Spanning four decades, this is a novel about life trajectories and intersections, mental illness, alcoholism, desertion, and forgiveness. The beginning of the story gives some insight into the Gleeson and Stanhope families but the narrative only focuses on the inside of the Gleeson family, leaving Peter to share (or hide) the incomplete inner workings of his own family with Kate.  The change in character focus illuminates Francis, Lena, Kate, and Peter, but leaves Brian and Anne mostly as shadowy ciphers.  The bulk of the story follows Peter and Kate in the years after they were neighbors and the impact their youthful relationship and their shared tragedy had in shaping them and their futures. There was a lot going on in the novel and quite a few issues touched on within these two families, but chief among them was forgiveness and its price. The book was a slow read and unhappiness leached out of many of the characters giving it a depressed tone most of the way through although there was ultimately some redemption, some sense of overcoming and acceptance.
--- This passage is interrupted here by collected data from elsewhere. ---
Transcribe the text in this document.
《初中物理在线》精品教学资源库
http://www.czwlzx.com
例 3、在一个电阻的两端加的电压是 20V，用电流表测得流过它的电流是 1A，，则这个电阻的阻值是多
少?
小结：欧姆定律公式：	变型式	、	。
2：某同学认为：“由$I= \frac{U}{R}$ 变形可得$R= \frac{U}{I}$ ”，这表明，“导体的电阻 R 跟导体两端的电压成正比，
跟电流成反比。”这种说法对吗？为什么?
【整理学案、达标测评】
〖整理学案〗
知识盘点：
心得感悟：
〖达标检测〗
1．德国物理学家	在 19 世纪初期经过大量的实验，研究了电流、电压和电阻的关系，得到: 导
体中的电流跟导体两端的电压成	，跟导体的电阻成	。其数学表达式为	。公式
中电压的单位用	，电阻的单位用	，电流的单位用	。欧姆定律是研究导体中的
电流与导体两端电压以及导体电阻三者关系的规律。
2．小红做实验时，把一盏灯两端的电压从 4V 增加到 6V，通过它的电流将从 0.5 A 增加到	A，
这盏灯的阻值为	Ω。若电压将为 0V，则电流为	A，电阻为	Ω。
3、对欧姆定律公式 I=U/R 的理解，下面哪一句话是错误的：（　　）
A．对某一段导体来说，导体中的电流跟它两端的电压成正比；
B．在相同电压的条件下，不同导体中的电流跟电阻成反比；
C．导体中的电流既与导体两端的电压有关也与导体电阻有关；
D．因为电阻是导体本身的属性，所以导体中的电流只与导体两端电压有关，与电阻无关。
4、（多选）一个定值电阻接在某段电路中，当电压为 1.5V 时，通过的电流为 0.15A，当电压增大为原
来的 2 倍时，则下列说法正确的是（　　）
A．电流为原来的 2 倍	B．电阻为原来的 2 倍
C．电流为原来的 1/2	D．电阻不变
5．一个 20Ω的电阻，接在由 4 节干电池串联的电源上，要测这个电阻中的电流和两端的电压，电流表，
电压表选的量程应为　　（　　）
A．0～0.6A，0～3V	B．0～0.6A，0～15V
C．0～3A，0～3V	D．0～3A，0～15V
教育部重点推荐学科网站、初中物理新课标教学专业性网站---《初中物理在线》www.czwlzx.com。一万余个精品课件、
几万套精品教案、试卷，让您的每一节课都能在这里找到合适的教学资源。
Keane handles the tension of the novel well, keeping it rising, even after the event that drives the latter two thirds of the book.  There is a measure of predictability here but the characters are more the focus than the plot, except in the one catastrophic instance.  Fans of character driven, family dysfunction novels will find much to satisfy them here.

Thanks to the publisher for sending me a copy of this book to review.